Some time before she actually got sick from the habit, the word came down that smoking tobacco could kill you. By then, though, she’d learned that anything she didn’t want to hear was BS emanated by Big Brother.

And you be sure that “quit smoking” was NOT something she wanted to hear.

So she puffed her way into the grave.

DID she commit suicide?

I kinda doubt it. I think she just refused to differentiate between bullshit, propaganda, and accurate science. And because she couldn’t or wouldn’t make that distinction…well…she died.

On the other hand…. You could argue that willful ignorance of the facts is a form of suicide.

Yep.

My Mother Killed Herself

I’d guess she cut at least 10 to 15 years off her life with the incessant smoking, and the bootleg booze couldn’t have helped. (Alcohol was illegal in Arabia, a Moslem country…so we Americans in camp made our own. My parents had a still in our storage closet and and a lash-up on our kitchen stove.) Between the accursed tobacco habit and the backyard swilling, she shortened her life by decades.

My father?  Well, as I recall, he didn’t smoke as much as she did. She was hardly ever conscious when she didn’t have a cancer stick in her mouth — I knew when she was awake in the wee hours, because from the instant she awoke I could smell her stink in my bedroom. He didn’t do that. Yes: he smoked. But not every living, breathing goddamn conscious moment.

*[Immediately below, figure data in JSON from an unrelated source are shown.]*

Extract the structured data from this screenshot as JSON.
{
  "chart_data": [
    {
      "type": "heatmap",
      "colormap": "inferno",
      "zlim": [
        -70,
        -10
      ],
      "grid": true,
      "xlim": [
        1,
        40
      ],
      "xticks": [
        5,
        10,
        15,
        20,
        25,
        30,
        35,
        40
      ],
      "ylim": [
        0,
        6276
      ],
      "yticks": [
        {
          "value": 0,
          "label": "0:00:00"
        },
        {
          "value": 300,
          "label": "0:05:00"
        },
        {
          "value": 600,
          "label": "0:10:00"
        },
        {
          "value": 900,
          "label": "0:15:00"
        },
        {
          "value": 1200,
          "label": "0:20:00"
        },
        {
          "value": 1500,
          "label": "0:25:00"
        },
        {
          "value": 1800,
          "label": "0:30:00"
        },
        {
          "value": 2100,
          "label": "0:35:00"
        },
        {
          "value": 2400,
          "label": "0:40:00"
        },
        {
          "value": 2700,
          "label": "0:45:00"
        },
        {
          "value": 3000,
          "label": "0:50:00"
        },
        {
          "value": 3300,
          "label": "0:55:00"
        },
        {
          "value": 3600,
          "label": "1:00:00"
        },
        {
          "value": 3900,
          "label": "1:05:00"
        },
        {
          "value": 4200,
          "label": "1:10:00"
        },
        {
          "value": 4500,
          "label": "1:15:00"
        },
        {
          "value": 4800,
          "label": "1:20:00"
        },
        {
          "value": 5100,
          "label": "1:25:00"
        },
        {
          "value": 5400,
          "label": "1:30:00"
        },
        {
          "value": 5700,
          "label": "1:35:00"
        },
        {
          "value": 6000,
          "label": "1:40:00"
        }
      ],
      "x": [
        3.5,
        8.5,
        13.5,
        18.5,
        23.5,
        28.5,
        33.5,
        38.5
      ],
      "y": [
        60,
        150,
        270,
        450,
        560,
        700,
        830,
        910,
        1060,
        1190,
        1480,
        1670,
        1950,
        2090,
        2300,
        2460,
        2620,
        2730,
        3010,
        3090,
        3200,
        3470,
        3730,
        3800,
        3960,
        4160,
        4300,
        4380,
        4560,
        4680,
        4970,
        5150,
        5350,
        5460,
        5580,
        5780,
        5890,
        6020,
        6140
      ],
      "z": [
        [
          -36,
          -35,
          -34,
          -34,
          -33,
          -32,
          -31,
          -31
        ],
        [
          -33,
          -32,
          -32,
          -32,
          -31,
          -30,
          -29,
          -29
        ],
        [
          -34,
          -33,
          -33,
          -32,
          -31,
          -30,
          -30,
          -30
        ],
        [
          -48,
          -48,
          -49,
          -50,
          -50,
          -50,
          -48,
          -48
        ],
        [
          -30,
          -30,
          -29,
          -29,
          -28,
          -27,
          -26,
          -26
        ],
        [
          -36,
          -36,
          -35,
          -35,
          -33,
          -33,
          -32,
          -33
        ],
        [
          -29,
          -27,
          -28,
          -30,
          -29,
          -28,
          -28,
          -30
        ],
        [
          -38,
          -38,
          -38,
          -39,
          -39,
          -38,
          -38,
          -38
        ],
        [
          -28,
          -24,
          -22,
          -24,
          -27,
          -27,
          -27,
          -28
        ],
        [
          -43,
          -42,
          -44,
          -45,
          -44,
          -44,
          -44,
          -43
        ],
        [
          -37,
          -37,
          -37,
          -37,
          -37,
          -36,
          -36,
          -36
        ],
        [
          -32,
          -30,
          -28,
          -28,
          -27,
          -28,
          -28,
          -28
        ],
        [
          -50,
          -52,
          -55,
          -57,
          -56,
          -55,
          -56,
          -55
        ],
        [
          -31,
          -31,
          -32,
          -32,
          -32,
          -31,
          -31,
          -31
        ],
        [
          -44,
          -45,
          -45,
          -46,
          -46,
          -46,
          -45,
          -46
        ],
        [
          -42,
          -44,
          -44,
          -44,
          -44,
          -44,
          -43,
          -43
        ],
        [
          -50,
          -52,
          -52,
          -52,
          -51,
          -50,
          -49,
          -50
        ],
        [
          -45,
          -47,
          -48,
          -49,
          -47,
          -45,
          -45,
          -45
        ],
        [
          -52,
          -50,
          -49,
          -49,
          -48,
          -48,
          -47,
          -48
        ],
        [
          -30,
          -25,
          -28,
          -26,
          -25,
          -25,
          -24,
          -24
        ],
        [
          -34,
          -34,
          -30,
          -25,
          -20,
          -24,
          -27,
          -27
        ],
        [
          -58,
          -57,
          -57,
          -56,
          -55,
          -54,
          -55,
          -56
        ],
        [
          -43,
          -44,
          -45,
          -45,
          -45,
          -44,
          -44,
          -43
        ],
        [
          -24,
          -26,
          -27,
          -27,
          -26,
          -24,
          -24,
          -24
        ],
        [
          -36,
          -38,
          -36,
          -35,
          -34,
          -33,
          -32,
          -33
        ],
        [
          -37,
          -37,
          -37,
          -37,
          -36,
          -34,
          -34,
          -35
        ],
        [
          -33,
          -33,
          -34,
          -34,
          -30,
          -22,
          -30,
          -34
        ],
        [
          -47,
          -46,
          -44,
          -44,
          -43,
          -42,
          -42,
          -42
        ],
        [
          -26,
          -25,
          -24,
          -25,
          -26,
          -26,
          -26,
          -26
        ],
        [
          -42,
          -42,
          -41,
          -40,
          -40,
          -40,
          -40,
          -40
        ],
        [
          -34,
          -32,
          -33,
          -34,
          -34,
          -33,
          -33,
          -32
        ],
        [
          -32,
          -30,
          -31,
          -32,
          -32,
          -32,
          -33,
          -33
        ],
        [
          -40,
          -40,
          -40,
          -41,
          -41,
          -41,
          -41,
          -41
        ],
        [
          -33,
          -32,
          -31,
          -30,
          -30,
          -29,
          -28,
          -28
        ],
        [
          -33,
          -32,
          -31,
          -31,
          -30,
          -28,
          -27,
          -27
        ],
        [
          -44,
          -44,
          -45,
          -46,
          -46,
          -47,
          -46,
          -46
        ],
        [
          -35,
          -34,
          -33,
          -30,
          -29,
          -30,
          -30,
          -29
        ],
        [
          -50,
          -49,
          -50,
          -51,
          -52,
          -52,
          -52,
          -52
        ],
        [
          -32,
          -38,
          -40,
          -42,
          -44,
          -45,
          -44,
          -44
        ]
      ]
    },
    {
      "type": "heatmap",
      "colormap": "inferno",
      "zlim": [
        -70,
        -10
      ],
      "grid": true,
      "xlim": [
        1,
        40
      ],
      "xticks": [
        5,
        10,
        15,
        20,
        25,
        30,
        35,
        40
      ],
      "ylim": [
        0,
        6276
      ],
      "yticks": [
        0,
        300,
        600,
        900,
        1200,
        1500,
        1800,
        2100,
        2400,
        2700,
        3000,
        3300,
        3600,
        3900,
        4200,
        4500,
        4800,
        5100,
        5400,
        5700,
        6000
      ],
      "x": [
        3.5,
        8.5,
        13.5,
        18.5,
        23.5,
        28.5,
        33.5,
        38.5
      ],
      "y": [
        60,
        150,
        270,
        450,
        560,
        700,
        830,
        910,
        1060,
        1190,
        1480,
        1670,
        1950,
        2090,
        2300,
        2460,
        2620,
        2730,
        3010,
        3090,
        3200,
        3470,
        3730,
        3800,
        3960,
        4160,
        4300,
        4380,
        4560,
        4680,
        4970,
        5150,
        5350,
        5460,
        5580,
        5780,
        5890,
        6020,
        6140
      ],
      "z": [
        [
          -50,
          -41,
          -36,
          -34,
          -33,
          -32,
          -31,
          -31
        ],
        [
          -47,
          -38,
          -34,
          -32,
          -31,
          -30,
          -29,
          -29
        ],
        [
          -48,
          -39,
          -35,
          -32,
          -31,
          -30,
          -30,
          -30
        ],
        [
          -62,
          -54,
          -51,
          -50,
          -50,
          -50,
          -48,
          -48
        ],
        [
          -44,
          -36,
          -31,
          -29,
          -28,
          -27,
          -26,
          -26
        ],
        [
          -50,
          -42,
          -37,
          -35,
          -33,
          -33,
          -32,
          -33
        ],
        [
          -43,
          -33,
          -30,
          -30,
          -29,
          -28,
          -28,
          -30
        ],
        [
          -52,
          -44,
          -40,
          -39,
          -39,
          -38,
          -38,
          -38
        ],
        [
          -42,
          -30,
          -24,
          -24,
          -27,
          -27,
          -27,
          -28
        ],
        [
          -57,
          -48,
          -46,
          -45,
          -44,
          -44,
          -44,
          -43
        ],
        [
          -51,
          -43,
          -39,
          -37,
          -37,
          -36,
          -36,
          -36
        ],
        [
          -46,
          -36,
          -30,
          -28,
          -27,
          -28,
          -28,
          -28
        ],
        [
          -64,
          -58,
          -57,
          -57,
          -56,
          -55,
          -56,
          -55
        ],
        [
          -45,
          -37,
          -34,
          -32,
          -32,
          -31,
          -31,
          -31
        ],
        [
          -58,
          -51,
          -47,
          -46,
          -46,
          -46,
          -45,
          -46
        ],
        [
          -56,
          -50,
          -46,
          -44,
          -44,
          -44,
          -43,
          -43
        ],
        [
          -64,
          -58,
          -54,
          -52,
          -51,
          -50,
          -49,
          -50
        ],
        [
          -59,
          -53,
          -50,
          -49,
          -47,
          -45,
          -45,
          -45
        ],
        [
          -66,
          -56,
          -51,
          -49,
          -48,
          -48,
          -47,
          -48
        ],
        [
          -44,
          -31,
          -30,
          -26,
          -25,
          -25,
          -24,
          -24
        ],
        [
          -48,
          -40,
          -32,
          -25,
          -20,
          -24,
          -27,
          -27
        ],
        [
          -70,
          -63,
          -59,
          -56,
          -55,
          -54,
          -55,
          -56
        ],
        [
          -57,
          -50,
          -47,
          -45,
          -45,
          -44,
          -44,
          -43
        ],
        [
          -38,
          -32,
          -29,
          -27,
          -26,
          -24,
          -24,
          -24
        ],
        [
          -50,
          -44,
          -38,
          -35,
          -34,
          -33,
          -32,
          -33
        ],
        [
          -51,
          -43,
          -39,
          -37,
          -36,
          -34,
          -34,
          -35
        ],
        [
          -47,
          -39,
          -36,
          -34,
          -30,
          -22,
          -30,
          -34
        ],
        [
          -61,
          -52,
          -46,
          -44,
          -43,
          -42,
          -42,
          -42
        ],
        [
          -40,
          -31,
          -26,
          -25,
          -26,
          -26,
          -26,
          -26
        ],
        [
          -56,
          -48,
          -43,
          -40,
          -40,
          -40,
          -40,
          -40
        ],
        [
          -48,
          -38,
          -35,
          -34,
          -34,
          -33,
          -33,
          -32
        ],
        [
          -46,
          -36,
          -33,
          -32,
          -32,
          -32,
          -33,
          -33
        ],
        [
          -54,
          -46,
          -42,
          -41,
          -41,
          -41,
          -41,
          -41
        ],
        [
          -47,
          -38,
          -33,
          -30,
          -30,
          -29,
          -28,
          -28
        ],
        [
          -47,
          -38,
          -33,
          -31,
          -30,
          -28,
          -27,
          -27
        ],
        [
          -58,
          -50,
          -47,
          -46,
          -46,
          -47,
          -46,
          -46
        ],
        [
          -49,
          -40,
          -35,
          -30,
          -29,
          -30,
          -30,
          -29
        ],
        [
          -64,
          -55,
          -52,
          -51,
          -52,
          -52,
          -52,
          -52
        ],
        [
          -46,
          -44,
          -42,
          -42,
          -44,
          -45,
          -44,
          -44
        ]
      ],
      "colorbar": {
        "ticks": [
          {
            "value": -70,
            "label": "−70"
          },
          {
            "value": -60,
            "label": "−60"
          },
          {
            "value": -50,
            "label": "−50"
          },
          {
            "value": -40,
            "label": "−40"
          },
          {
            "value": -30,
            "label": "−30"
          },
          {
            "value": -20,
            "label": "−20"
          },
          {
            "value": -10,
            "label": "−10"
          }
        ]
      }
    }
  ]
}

DAMN the people who manufacture those murderous products!

She never saw her grandson. Apparently she didn’t care: by the time I got pregnant, she was dying of her cancer habit. When I told her I was going to have a baby — three or four months before she died — she shrugged and said “meh!”

Did she know she wouldn’t live long enough to see her grandson? Or did she just not care? I dunno. And…well…maybe I just don’t care anymore, either.

Sometimes I wonder, though . If she knew she was gonna die at 65 — when other women in the family lived to 85 or 95 — would she have knocked it off? It didn’t cut ten years off her life. It cut twenty years off her life: at least! Maybe even thirty.

But no. I think she knew exactly what she was doing.

Why in Hell would she do such a hideous thing to everyone who loved her?

Goddamn it! If you’re gonna kill yourself, get a gun and blow your brains out. Take a flying leap off the Golden Gate Bridge. But forgodsake, don’t use your suicide as an excuse to inflict torture on everyone around you.